Abdel Rahman’s masterpiece “No to Fascism” -- also on show -- was the artist’s direct response to the results of the first stage of the presidential elections, when he found himself forced to choose between the old regime and the Muslim Brotherhood candidates. “No to Fascism” is a work that denounces all forms of fascism whether political, religious or military. It depicts two faces: a civilian with a beard and a military man, with a red cross on each face and a number of handwritten sentences, words, slogans and messages with the signatures of those who wrote them as again they were asked by the artist to scribble how they felt about religious or social oppression and what they aspire to.
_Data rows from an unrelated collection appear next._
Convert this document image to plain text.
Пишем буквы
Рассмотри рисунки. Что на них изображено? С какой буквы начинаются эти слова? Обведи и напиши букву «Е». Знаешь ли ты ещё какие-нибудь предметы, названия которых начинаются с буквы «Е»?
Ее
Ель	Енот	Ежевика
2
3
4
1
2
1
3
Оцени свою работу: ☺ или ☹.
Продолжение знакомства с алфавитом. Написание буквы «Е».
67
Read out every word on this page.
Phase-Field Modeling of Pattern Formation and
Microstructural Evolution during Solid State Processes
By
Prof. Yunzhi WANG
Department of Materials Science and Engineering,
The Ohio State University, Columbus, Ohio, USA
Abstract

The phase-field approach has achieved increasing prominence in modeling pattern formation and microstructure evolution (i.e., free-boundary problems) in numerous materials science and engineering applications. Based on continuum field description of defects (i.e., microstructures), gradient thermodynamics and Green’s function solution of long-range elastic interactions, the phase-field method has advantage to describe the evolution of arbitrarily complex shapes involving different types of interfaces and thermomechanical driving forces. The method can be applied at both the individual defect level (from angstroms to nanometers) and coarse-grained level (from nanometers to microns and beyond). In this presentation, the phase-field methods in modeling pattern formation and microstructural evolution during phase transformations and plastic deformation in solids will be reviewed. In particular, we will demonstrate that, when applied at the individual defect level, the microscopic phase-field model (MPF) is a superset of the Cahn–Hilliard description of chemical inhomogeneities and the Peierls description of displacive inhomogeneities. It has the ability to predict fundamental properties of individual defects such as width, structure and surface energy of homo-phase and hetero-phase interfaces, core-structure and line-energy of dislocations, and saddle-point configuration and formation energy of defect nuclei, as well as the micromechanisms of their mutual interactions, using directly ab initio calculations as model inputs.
Among many significant statements thus made by young and old alike are: “I am angry”; “An Egyptian and the living is bitter”; “Egypt above all”; “The revolution is ongoing in spite of everything”; “Freedom or death”; and “Egypt, loving you is no longer enough”. “The painting is still open for more people to write down what they wish for the revolution, express their fears and denounce all present means of the centralisation of authority and the creation of another dictator as I believe we still suffer from religious, military and financial fascism,” Abdel-Rahman added.  
Asked how he feels about the Muslim Brotherhood’s hold on Egypt’s various institutions and authorities and the danger threatening freedom of creativity, Abdel Rahman said, “I already created a self-portrait in which I am a woman wearing an Islamic headscarf; it’s currently on show in Paris. Through this work I show that hijab doesn’t only cover the head but also the mind. Moreover, I am participating in a group exhibition in a private gallery in Zamalek with a number of female nudes.”